Entre justification de leurs pratiques et confrontation avec les députés, l’audition qui opposait cinq figures majeures de l’influence numérique aux régulateurs français restera sans doute dans les annales, tant elle a révélé l’ampleur du fossé entre la logique des réseaux sociaux et les exigences de la régulation publique. Le 10 juin, l’Assemblée nationale avait convoqué cinq personnalités influentes du web français pour évoquer les dangers de TikTok sur la santé mentale des jeunes. Un casting hétéroclite, pioché parmi les figures les plus controversés de l’influence française. Entre tensions, déni de responsabilité et débats sur la régulation, retour sur une séquence inédite aux enjeux majeurs pour la jeunesse et l’encadrement du numérique.
Une convocation inédite
La commission d’enquête, créée en mars 2025, s’est donné pour mission d’évaluer l’impact de TikTok sur la santé mentale des jeunes et d’examiner les dispositifs de captation de l’attention mis en place par la plateforme chinoise. Après avoir auditionné experts, psychologues et familles de victimes, les députés ont choisi de convoquer cinq influenceurs jugés “problématiques” par une consultation citoyenne ayant recueilli plus de 30 000 réponses, principalement de la part de lycéens. Leurs noms – AD Laurent, Alex Hitchens, Nasdas, Julien et Manon Tanti – revenaient systématiquement dans les signalements pour contenus jugés sexistes, violents, dégradants ou susceptibles d’exposer les mineurs à des pratiques à risque.
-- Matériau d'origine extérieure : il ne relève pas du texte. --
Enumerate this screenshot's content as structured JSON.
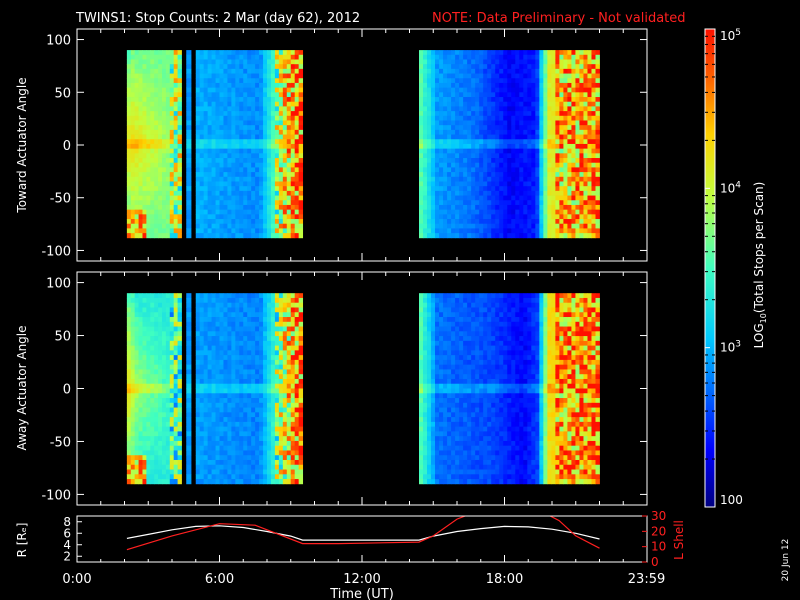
{
  "title": {
    "main": "TWINS1: Stop Counts:  2 Mar (day  62), 2012",
    "note": "NOTE: Data Preliminary - Not validated"
  },
  "date_stamp": "20 Jun 12",
  "colors": {
    "background": "#000000",
    "axes": "#ffffff",
    "note": "#ff2020",
    "r_line": "#ffffff",
    "l_line": "#ff2020"
  },
  "chart_data": [
    {
      "type": "heatmap",
      "name": "Toward Actuator Angle",
      "ylabel": "Toward Actuator Angle",
      "xlim": [
        0,
        24
      ],
      "ylim": [
        -110,
        110
      ],
      "yticks": [
        -100,
        -50,
        0,
        50,
        100
      ],
      "y_extent": [
        -88,
        90
      ],
      "segments": [
        {
          "start": 2.1,
          "end": 4.4,
          "profile": [
            [
              "t",
              0.0,
              0.4
            ],
            [
              "t",
              0.08,
              0.45
            ],
            [
              "y",
              -0.2,
              0.35
            ],
            [
              "y",
              -0.25,
              -0.2
            ]
          ]
        },
        {
          "start": 4.6,
          "end": 4.8,
          "profile": [
            [
              "y",
              0.0,
              0.3
            ]
          ]
        },
        {
          "start": 5.0,
          "end": 9.5,
          "profile": [
            [
              "x",
              0.0,
              0.32
            ],
            [
              "x",
              0.6,
              0.28
            ],
            [
              "x",
              0.82,
              0.65
            ],
            [
              "x",
              0.9,
              0.75
            ],
            [
              "x",
              1.0,
              0.8
            ]
          ]
        },
        {
          "start": 14.4,
          "end": 22.0,
          "profile": [
            [
              "x",
              0.0,
              0.55
            ],
            [
              "x",
              0.1,
              0.3
            ],
            [
              "x",
              0.3,
              0.25
            ],
            [
              "x",
              0.5,
              0.12
            ],
            [
              "x",
              0.65,
              0.15
            ],
            [
              "x",
              0.72,
              0.7
            ],
            [
              "x",
              1.0,
              0.78
            ]
          ]
        }
      ]
    },
    {
      "type": "heatmap",
      "name": "Away Actuator Angle",
      "ylabel": "Away Actuator Angle",
      "xlim": [
        0,
        24
      ],
      "ylim": [
        -110,
        110
      ],
      "yticks": [
        -100,
        -50,
        0,
        50,
        100
      ],
      "y_extent": [
        -90,
        90
      ],
      "segments": [
        {
          "start": 2.1,
          "end": 4.4,
          "profile": [
            [
              "t",
              0.0,
              0.45
            ],
            [
              "t",
              0.2,
              0.35
            ],
            [
              "y",
              0.0,
              0.3
            ],
            [
              "y",
              -0.25,
              -0.1
            ]
          ]
        },
        {
          "start": 4.6,
          "end": 4.8,
          "profile": [
            [
              "y",
              0.0,
              0.3
            ]
          ]
        },
        {
          "start": 5.0,
          "end": 9.5,
          "profile": [
            [
              "x",
              0.0,
              0.3
            ],
            [
              "x",
              0.6,
              0.27
            ],
            [
              "x",
              0.82,
              0.6
            ],
            [
              "x",
              0.92,
              0.75
            ],
            [
              "x",
              1.0,
              0.78
            ]
          ]
        },
        {
          "start": 14.4,
          "end": 22.0,
          "profile": [
            [
              "x",
              0.0,
              0.55
            ],
            [
              "x",
              0.1,
              0.25
            ],
            [
              "x",
              0.4,
              0.2
            ],
            [
              "x",
              0.58,
              0.12
            ],
            [
              "x",
              0.66,
              0.2
            ],
            [
              "x",
              0.72,
              0.75
            ],
            [
              "x",
              1.0,
              0.8
            ]
          ]
        }
      ]
    },
    {
      "type": "colorbar",
      "label": "LOG10(Total Stops per Scan)",
      "scale": "log",
      "range": [
        100,
        100000
      ],
      "tick_labels": [
        {
          "value": 100,
          "text": "100"
        },
        {
          "value": 1000,
          "text": "10^3"
        },
        {
          "value": 10000,
          "text": "10^4"
        },
        {
          "value": 100000,
          "text": "10^5"
        }
      ]
    },
    {
      "type": "line",
      "xlabel": "Time (UT)",
      "xlim": [
        0,
        24
      ],
      "xticks": [
        {
          "value": 0,
          "label": "0:00"
        },
        {
          "value": 6,
          "label": "6:00"
        },
        {
          "value": 12,
          "label": "12:00"
        },
        {
          "value": 18,
          "label": "18:00"
        },
        {
          "value": 23.98,
          "label": "23:59"
        }
      ],
      "ylabel_left": "R [Rₑ]",
      "ylim_left": [
        1,
        9
      ],
      "yticks_left": [
        2,
        4,
        6,
        8
      ],
      "ylabel_right": "L Shell",
      "ylim_right": [
        0,
        30
      ],
      "yticks_right": [
        0,
        10,
        20,
        30
      ],
      "series": [
        {
          "name": "R",
          "axis": "left",
          "x": [
            2.1,
            3.0,
            4.0,
            5.0,
            6.0,
            7.0,
            8.0,
            9.0,
            9.5,
            12.0,
            14.4,
            15.0,
            16.0,
            17.0,
            18.0,
            19.0,
            20.0,
            21.0,
            22.0
          ],
          "y": [
            5.1,
            5.8,
            6.6,
            7.2,
            7.3,
            7.0,
            6.3,
            5.5,
            4.8,
            4.8,
            4.8,
            5.5,
            6.3,
            6.8,
            7.2,
            7.1,
            6.7,
            6.0,
            5.0
          ]
        },
        {
          "name": "L Shell",
          "axis": "right",
          "x": [
            2.1,
            4.0,
            6.0,
            7.5,
            9.5,
            11.0,
            14.4,
            15.0,
            16.0,
            16.5,
            19.8,
            20.3,
            21.0,
            22.0
          ],
          "y": [
            8,
            17,
            25,
            24,
            12,
            12,
            13,
            17,
            28,
            31,
            31,
            27,
            17,
            9
          ]
        }
      ]
    }
  ]
}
Ces créateurs de contenus cumulent des millions d’abonnés, principalement parmi les collégiens et lycéens, voire des enfants dès 10-11 ans, qui sont pourtant théoriquement interdit de réseaux sociaux. Leur modèle économique, basé sur la viralité et l’engagement, soulève de nombreuses questions : AD Laurent, ancien candidat de téléréalité reconverti dans le porno, a été banni de TikTok pour diffusion de contenus à caractère sexuel jugés “extrêmement préoccupants” par la ministre de l’Égalité, Aurore Bergé. Alex Hitchens, autoproclamé coach en séduction, est régulièrement épinglé pour ses discours masculinistes et misogynes, prônant souvent la violence contre les femmes. Nasdas, star de Snapchat et TikTok, s’est fait connaître en distribuant de l’argent à des jeunes précaires, mais aussi en exposant la misère sociale et en mettant en scène des mineurs dans des situations controversées. Le couple Tanti, enfin, stars de téléréalité, a été questionné sur la surexposition de ses enfants dans leurs contenus, parfois dans des situations jugées humiliantes ou inadaptées. Manon Tanti a reconnu ne pas avoir anticipé la viralité de certains challenges, tout en affirmant “savoir ce qui est bon ou humiliant” pour ses enfants.
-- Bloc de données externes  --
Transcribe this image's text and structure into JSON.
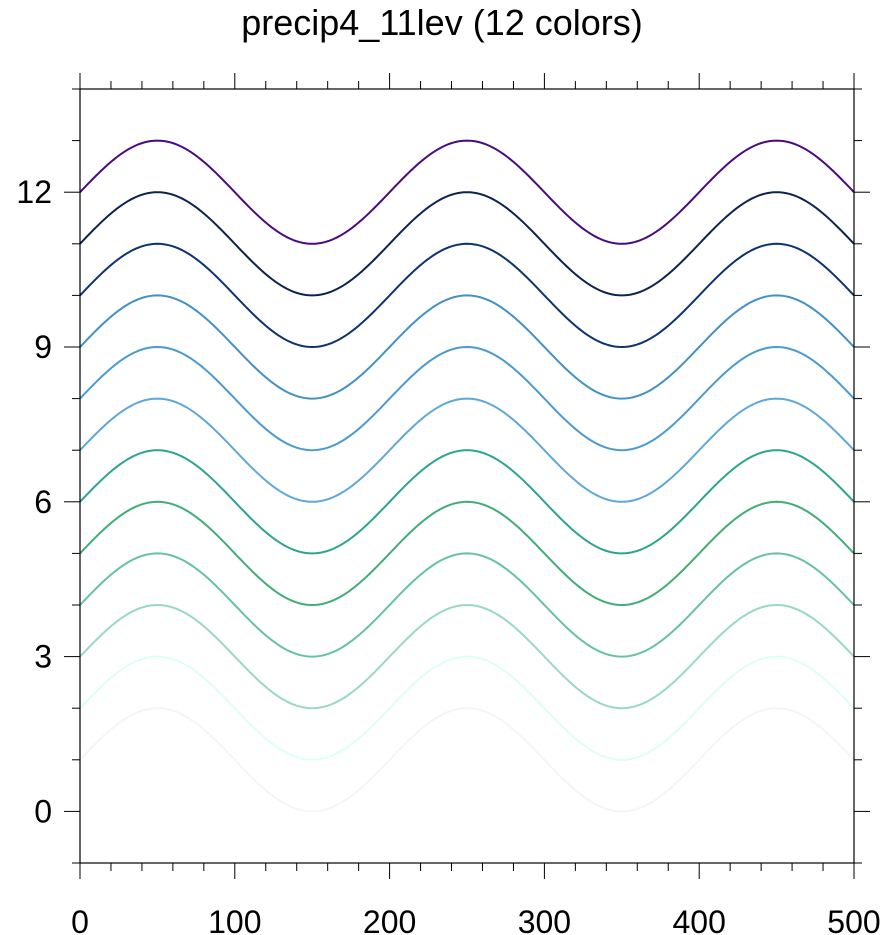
{
  "chart_data": {
    "type": "line",
    "title": "precip4_11lev (12 colors)",
    "xlabel": "",
    "ylabel": "",
    "xlim": [
      0,
      500
    ],
    "ylim": [
      -1,
      14
    ],
    "x_ticks": [
      0,
      100,
      200,
      300,
      400,
      500
    ],
    "y_ticks": [
      0,
      3,
      6,
      9,
      12
    ],
    "x_minor_step": 20,
    "y_minor_step": 1,
    "grid": false,
    "function": "y = offset + sin(2*pi*x/200)",
    "series": [
      {
        "offset": 1,
        "color": "#F5F5F5"
      },
      {
        "offset": 2,
        "color": "#DDFFF6"
      },
      {
        "offset": 3,
        "color": "#99D8C9"
      },
      {
        "offset": 4,
        "color": "#66C2A4"
      },
      {
        "offset": 5,
        "color": "#41AE76"
      },
      {
        "offset": 6,
        "color": "#2CA58D"
      },
      {
        "offset": 7,
        "color": "#5FA8D8"
      },
      {
        "offset": 8,
        "color": "#4A9BD2"
      },
      {
        "offset": 9,
        "color": "#4292C6"
      },
      {
        "offset": 10,
        "color": "#0D3470"
      },
      {
        "offset": 11,
        "color": "#0C2351"
      },
      {
        "offset": 12,
        "color": "#4B0A82"
      }
    ]
  }
}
Entre déni et revendication de la liberté d’expression
Face aux députés, les influenceurs ont adopté une posture défensive, rejetant toute responsabilité sur les parents et la plateforme TikTok elle-même. Alex Hitchens a plaidé pour une interdiction pure et simple de TikTok, qualifiant la plateforme de “néfaste” et affirmant que “le contenu qui choque est celui qui fonctionne le mieux“. Agacé par les questions sur ses propos misogynes, il a mis fin à son audition après seulement quinze minutes, quittant la visioconférence sans autorisation – un incident inédit qui a suspendu la séance. AD Laurent, de son côté, a dénoncé un bannissement “fondé sur des raisons politiques“. Tous ont insisté sur leur position de créateurs et créatrices de contenu, niant l’idée d’une responsabilité face aux jeunes internautes qui les suivent.
Peu de propositions concrètes pour réguler TikTok
Si l’objectif de la commission était aussi de recueillir des pistes pour mieux réguler TikTok, les influenceurs ont peu contribué au débat. Certains ont admis que la plateforme pouvait avoir des effets négatifs si elle était mal encadrée. AD Laurent et Nasdas se sont dits favorables à un relèvement de l’âge minimal d’inscription (actuellement 13 ans), tandis que Manon Tanti a suggéré la vérification d’identité à l’inscription pour limiter l’exposition des mineurs. Globalement, la session a surtout mis en lumière le fossé entre la perception des influenceurs et les attentes sociétales en matière de protection de la jeunesse.
Cette audition, marquée par des échanges tendus et le refus des influenceurs d’endosser une part de responsabilité, illustre la difficulté à réguler un écosystème numérique où la viralité prime sur l’éthique et où l’influence sur les plus jeunes échappe encore largement au contrôle des pouvoirs publics. La commission poursuivra ses travaux en auditionnant les dirigeants de TikTok, mais cette séquence aura au moins permis de mettre sur la place publique la question de l’impact psychologique des contenus viraux sur la jeunesse et la nécessité d’une régulation adaptée à l’ère des réseaux sociaux.